Wednesday, August 13, 2014

Day Creek Mesa


This DEM (digital elevation model) of the Skagit River valley shows the river has been systematically eroding away an older river valley floor. In the image above dark green is lowest elevation white/gray is highest.

A closer look shows the active channel migration area in the green colors shows lots of active channel movement back and forth that on occasions bumps up against the sides of the old valley floor in this area near Day Creek. The older valley floor can be seen in the brown to light green shades. Streams flowing across this elevated remnant valley floor are incised down through land surface and the broad channel migration zone of Day Creek can be seen on the right also cut down below the old valley surface.The features suggest this reach of the Skagit is a net erosion area.

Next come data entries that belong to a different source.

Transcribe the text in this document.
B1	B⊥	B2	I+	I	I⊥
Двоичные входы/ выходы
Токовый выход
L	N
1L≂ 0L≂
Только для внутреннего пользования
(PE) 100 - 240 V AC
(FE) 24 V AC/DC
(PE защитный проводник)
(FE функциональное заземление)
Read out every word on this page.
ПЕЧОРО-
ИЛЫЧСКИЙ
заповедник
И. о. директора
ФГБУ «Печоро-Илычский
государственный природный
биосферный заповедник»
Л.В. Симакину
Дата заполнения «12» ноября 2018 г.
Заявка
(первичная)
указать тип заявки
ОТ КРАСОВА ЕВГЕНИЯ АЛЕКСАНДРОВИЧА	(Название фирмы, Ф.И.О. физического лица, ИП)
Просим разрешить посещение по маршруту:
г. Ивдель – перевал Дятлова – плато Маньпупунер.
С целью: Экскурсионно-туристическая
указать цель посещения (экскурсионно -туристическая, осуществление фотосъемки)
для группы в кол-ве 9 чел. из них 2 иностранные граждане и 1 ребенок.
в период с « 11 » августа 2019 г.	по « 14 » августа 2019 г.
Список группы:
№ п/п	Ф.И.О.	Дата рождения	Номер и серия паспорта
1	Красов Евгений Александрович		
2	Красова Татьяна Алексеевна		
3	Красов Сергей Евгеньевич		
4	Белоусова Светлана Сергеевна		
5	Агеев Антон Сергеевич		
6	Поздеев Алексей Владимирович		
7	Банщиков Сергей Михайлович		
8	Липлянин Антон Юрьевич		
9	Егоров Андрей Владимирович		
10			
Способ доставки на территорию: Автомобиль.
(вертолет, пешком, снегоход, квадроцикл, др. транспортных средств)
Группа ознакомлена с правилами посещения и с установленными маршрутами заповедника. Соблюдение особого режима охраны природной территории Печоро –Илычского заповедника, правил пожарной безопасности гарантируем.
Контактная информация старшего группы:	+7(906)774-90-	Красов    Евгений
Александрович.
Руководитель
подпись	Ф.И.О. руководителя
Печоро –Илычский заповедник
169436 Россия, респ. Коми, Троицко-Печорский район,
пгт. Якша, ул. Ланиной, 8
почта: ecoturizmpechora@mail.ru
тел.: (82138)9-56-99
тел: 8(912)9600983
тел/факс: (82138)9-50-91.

An even higher elevation remnant valley floor can be seen in center of the image. This remnant isolated fragment forms a small mesa that some how survived previous erosion. The mesa correlates with the elevated terrace in gray on the east side of the image. As far as I know this is the only isolated mesa like feature in the valley. Most of the older valley floor areas are connected to the sidewalls of the valley as terraces. 

The shape of the mesa has been altered a fair bit in recent years by anthropogenic erosion. The mesa is mostly underlain by high quality sand and gravel and has been actively mined in the early 2000s.